Is Your Business An Asset In Your Personal Bankruptcy Case?

Posted by on Apr 11, 2012 in Business Bankruptcies | 1 comment

Oftentimes, I get calls from individuals asking why their S Corp, LLC, partnership, C Corp, or other business entity must be accounted for as an asset in their personal bankruptcy filing.  Well, it’s actually quite simple.   The business owner has an interest in the business as a shareholder, member, or partner of the business entity.

Sure you might not even be benefitting from direct cash disbursements, or your financial interest in the business may not be readily or easily ascertainable, but you can rest assured the trustee assigned to your case will happily figure that out for you, if you don’t do that prior to filing.

In such cases, the key is understanding that the debtor’s interest in the business can come into play as an asset of the bankruptcy estate.   A good practice is to generate a balance sheet and see if the debtor’s interest in the business is potentially so valuable that it could be sold by the trustee or assumed by trustee.  Be realistic about the value of the business – if it has a financial value to you, it will likely have financial value to the trustee.  As always, consult a bankruptcy attorney for more information regarding your specific case.
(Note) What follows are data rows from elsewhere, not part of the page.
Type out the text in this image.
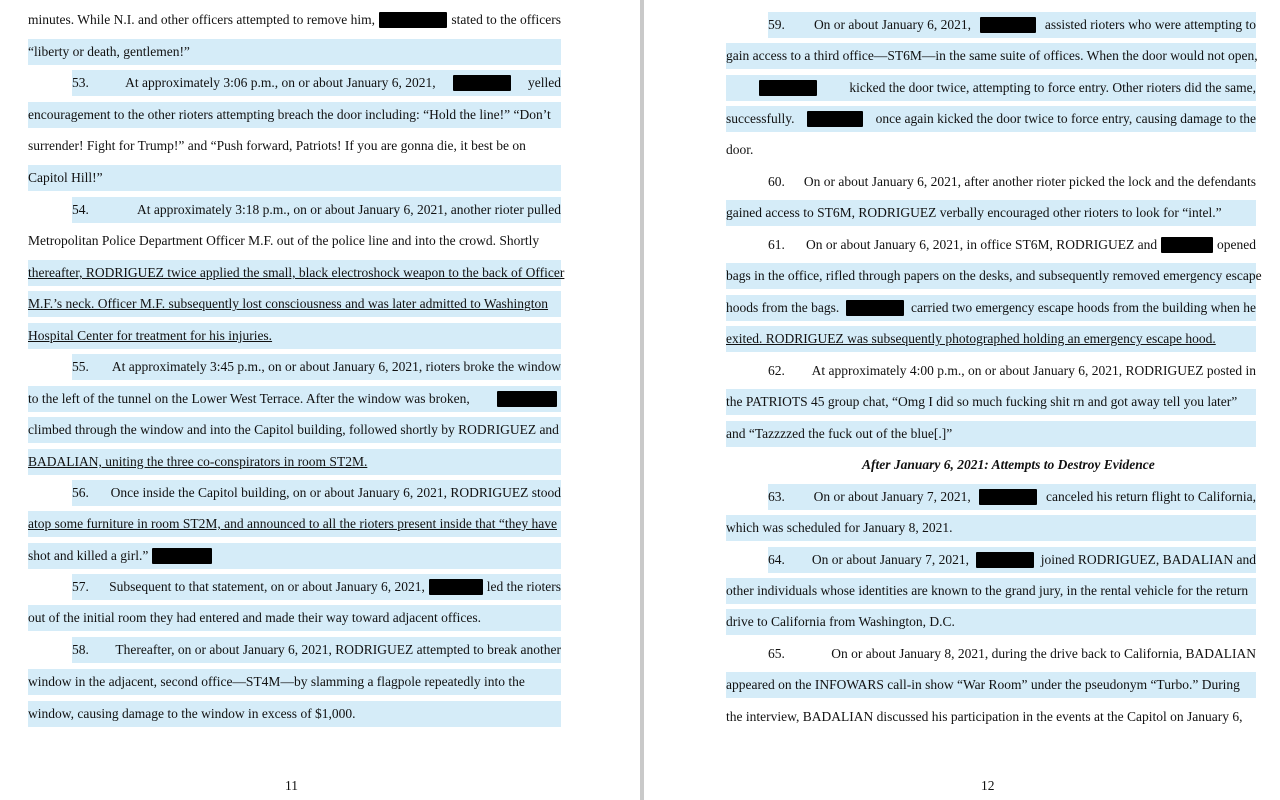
minutes. While N.I. and other officers attempted to remove him,	stated to the officers
“liberty or death, gentlemen!”
53.	At approximately 3:06 p.m., on or about January 6, 2021,	yelled
encouragement to the other rioters attempting breach the door including: “Hold the line!” “Don’t
surrender! Fight for Trump!” and “Push forward, Patriots! If you are gonna die, it best be on
Capitol Hill!”
54.	At approximately 3:18 p.m., on or about January 6, 2021, another rioter pulled
Metropolitan Police Department Officer M.F. out of the police line and into the crowd. Shortly
thereafter, RODRIGUEZ twice applied the small, black electroshock weapon to the back of Officer
M.F.’s neck. Officer M.F. subsequently lost consciousness and was later admitted to Washington
Hospital Center for treatment for his injuries.
55.	At approximately 3:45 p.m., on or about January 6, 2021, rioters broke the window
to the left of the tunnel on the Lower West Terrace. After the window was broken,
climbed through the window and into the Capitol building, followed shortly by RODRIGUEZ and
BADALIAN, uniting the three co-conspirators in room ST2M.
56.	Once inside the Capitol building, on or about January 6, 2021, RODRIGUEZ stood
atop some furniture in room ST2M, and announced to all the rioters present inside that “they have
shot and killed a girl.”
57.	Subsequent to that statement, on or about January 6, 2021,	led the rioters
out of the initial room they had entered and made their way toward adjacent offices.
58.	Thereafter, on or about January 6, 2021, RODRIGUEZ attempted to break another
window in the adjacent, second office—ST4M—by slamming a flagpole repeatedly into the
window, causing damage to the window in excess of $1,000.
11
59.	On or about January 6, 2021,	assisted rioters who were attempting to
gain access to a third office—ST6M—in the same suite of offices. When the door would not open,
kicked the door twice, attempting to force entry. Other rioters did the same,
successfully.	once again kicked the door twice to force entry, causing damage to the
door.
60.	On or about January 6, 2021, after another rioter picked the lock and the defendants
gained access to ST6M, RODRIGUEZ verbally encouraged other rioters to look for “intel.”
61.	On or about January 6, 2021, in office ST6M, RODRIGUEZ and	opened
bags in the office, rifled through papers on the desks, and subsequently removed emergency escape
hoods from the bags.	carried two emergency escape hoods from the building when he
exited. RODRIGUEZ was subsequently photographed holding an emergency escape hood.
62.	At approximately 4:00 p.m., on or about January 6, 2021, RODRIGUEZ posted in
the PATRIOTS 45 group chat, “Omg I did so much fucking shit rn and got away tell you later”
and “Tazzzzed the fuck out of the blue[.]”
63.	On or about January 7, 2021,	canceled his return flight to California,
which was scheduled for January 8, 2021.
64.	On or about January 7, 2021,	joined RODRIGUEZ, BADALIAN and
other individuals whose identities are known to the grand jury, in the rental vehicle for the return
drive to California from Washington, D.C.
65.	On or about January 8, 2021, during the drive back to California, BADALIAN
appeared on the INFOWARS call-in show “War Room” under the pseudonym “Turbo.” During
the interview, BADALIAN discussed his participation in the events at the Capitol on January 6,
After January 6, 2021: Attempts to Destroy Evidence
12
One Response to “Is Your Business An Asset In Your Personal Bankruptcy Case?”

  1. I agree with this analysis, membership interests in LLCs and stock in corporations are a prime target for chapter 7 bankruptcy trustees. As suggested by Attorney Hsu, deriving a value of this asset is important prior to filing any bankruptcy petition. Sometimes a chapter 13 bankruptcy is advisable in this situation because it offers more flexibility including an absolute right to dismiss the case if the debtor simply can not agree with the trustees opinion of the value of this asset.